Dude, who do you say that I am?

Lewis' argument from Mere Christianity keeps coming back to me lately. Jesus can not be relegated to being categorized as a moral teacher, nor a sandal-wearing hippie, nor a counter-cultural philosopher who was just ahead of his time.

If the Jesus whom is depicted in the gospels is at all accurate, then we are faced with three main conclusions about Him, which lead to two choices about ourselves. Either Jesus is a liar, or a lunatic, or He is who He says He is, the Son of God.

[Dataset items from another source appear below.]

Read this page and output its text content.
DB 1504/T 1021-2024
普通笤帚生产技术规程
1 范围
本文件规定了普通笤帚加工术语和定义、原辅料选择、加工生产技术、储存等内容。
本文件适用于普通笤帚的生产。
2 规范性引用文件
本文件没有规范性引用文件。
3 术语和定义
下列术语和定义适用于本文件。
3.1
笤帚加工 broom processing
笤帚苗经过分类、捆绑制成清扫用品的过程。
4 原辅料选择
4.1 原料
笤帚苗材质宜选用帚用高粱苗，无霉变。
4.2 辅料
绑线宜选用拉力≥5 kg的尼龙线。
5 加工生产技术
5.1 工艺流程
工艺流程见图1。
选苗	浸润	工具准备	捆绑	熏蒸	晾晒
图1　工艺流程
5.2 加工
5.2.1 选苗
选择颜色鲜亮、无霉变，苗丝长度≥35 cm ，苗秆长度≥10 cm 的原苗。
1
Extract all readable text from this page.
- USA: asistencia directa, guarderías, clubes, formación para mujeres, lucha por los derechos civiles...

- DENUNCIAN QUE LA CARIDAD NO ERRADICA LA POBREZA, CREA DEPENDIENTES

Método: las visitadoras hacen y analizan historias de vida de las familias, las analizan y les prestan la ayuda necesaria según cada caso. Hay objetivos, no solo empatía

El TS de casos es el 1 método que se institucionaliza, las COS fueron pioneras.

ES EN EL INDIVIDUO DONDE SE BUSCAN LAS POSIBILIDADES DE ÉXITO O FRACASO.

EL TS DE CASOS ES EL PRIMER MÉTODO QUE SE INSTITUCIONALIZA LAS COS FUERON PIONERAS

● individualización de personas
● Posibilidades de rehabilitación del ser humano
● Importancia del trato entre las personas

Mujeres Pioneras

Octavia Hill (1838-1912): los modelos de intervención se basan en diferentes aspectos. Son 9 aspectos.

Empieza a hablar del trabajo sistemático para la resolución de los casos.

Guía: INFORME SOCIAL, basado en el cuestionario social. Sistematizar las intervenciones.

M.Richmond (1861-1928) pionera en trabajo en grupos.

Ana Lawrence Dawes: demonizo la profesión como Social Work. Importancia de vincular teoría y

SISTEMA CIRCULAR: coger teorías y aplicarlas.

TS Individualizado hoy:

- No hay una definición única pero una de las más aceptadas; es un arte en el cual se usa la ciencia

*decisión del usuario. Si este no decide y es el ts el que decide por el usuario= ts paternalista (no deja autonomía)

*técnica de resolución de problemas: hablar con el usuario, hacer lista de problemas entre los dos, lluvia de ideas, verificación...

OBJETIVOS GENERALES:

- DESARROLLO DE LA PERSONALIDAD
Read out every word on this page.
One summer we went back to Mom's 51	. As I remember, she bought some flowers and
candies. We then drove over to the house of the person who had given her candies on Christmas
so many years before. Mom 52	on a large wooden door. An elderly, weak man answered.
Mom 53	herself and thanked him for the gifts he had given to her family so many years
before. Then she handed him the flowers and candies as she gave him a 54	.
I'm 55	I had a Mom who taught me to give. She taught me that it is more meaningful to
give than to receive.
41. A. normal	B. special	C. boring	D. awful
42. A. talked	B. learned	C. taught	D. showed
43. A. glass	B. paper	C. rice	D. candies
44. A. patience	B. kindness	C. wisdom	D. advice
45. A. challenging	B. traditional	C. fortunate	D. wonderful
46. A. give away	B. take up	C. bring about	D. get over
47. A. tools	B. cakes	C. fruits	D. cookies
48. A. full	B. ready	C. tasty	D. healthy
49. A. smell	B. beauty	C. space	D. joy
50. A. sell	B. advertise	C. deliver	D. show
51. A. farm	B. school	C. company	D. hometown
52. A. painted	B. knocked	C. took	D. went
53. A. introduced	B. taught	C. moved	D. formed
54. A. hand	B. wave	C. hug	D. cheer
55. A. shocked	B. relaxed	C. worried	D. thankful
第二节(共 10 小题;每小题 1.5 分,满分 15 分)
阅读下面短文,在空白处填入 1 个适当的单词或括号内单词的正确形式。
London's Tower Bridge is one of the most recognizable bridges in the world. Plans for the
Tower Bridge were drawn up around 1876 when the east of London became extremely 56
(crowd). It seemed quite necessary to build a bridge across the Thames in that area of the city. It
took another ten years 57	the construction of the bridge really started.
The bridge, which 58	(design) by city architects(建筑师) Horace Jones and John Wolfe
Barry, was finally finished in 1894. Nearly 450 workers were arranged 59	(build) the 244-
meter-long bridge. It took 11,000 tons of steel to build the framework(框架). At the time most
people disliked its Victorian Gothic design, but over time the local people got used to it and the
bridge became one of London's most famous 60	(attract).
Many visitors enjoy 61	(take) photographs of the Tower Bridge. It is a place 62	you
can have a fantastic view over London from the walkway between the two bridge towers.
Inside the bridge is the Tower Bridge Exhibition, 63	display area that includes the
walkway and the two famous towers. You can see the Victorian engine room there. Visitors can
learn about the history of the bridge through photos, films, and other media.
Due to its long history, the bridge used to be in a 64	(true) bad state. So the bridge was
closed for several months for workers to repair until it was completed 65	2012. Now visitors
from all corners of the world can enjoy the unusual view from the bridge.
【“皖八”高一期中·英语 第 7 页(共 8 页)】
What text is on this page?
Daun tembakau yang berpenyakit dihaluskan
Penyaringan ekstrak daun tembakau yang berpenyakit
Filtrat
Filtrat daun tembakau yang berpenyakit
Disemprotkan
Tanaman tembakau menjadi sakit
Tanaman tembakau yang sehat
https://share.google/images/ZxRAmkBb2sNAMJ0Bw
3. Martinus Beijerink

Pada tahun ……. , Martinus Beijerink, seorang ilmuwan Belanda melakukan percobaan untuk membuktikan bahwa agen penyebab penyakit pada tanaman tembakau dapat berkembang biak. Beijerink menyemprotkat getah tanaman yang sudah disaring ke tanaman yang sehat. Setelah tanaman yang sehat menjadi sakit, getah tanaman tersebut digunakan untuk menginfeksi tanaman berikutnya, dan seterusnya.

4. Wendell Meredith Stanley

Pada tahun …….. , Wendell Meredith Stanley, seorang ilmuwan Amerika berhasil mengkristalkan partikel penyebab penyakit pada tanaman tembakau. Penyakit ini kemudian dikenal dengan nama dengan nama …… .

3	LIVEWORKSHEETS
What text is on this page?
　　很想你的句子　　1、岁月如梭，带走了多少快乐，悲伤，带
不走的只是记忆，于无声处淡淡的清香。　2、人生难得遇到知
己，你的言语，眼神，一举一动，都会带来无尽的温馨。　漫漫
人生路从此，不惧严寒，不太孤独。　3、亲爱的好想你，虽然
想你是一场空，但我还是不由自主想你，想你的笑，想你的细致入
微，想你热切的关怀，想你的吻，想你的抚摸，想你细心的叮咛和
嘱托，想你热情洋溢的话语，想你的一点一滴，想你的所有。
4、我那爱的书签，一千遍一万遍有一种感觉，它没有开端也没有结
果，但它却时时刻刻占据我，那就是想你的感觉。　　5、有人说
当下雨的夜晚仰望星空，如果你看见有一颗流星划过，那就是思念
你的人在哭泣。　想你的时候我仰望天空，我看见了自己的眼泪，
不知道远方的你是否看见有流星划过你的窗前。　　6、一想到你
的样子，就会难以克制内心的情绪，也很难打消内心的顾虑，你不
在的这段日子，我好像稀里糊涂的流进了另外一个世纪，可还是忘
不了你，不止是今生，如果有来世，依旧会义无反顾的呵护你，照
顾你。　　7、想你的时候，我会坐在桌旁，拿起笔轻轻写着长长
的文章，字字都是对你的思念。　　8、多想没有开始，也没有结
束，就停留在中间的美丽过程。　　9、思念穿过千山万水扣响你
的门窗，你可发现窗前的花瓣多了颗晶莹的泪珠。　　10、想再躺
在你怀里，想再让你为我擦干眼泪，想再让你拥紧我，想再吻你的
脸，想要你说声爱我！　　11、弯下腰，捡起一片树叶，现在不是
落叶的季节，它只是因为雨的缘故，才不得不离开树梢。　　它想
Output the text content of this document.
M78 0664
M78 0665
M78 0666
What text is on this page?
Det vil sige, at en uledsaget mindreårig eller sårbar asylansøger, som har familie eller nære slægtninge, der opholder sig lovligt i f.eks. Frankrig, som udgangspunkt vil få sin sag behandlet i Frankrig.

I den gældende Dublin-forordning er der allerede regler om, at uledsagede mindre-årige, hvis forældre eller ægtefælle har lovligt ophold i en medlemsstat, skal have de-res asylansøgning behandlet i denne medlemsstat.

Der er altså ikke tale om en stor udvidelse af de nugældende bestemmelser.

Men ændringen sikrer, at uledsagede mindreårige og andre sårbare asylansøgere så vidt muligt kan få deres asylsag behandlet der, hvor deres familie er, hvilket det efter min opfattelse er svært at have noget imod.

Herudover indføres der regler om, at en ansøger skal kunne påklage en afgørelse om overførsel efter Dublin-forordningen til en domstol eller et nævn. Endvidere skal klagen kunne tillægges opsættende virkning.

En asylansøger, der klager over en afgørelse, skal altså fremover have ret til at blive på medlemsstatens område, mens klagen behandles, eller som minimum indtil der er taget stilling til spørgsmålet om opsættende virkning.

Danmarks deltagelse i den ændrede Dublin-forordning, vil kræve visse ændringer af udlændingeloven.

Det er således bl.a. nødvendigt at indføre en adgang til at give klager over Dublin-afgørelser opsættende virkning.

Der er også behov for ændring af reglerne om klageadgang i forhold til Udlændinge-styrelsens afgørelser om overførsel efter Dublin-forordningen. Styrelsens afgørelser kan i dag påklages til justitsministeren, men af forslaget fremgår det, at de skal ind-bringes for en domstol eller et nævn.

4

I am trying here to prevent anyone saying the really foolish thing that people often say about Him: "I'm ready to accept Jesus as a great moral teacher, but I don't accept His claim to be God." That is the one thing we must not say. A man who was merely a man and said the sort of things Jesus said would not be a great moral teacher. He would either be a lunatic -on a level with the man who says he is a poached egg- or else he would be the Devil of Hell. You must make your choice. Either this man was, and is, the son of God: or else a madman or something worse.

Then Lewis adds:

You can shut Him up for a fool, you can spit at Him and kill Him as a demon; or you can fall at His feet and call Him Lord and God. But let us not come up with any patronizing nonsense about His being a great human teacher. He has not left that open to us. He did not intend to.


A man who claims to one with the Eternal creator of Heaven and Earth, performs miracles in His name, and offers forgiveness of sins on His behalf must be correct. Otherwise He is a lunatic, and we have no business following him, or worse, a pathological liar and egomaniac, and we must oppose him. We cannot follow Him half-heartedly. If Jesus is who He says He is, we are then faced with the choice of whether to accept all that He is, or none of Him, for in relation to Him, we have no basis to make any limitations.

I've heard people make the road-up-the-mountain argument: there are many roads that lead up the mountain to enlightenment, holiness, whatever you'd like to call it, God. But this is specious at best, for the only way to know if a road leads to the top of the mountain is to trace the road from the top downward. We, being at the bottom of the mount, cannot do this on our own. But One has come down from the top of the mountain to us, and so connected was He with the road He traveled that He called Himself the Way. Only through this door can we enter into eternal life.

This week we finalize our preparations for celebrating not only the day He came down to us in flesh, but also to look forward to the day when He comes again in glory. From Evening Prayer, Fourth Sunday of Advent: "He comes, the desire of all human hearts; his dwelling place shall be resplendent with glory, alleluia."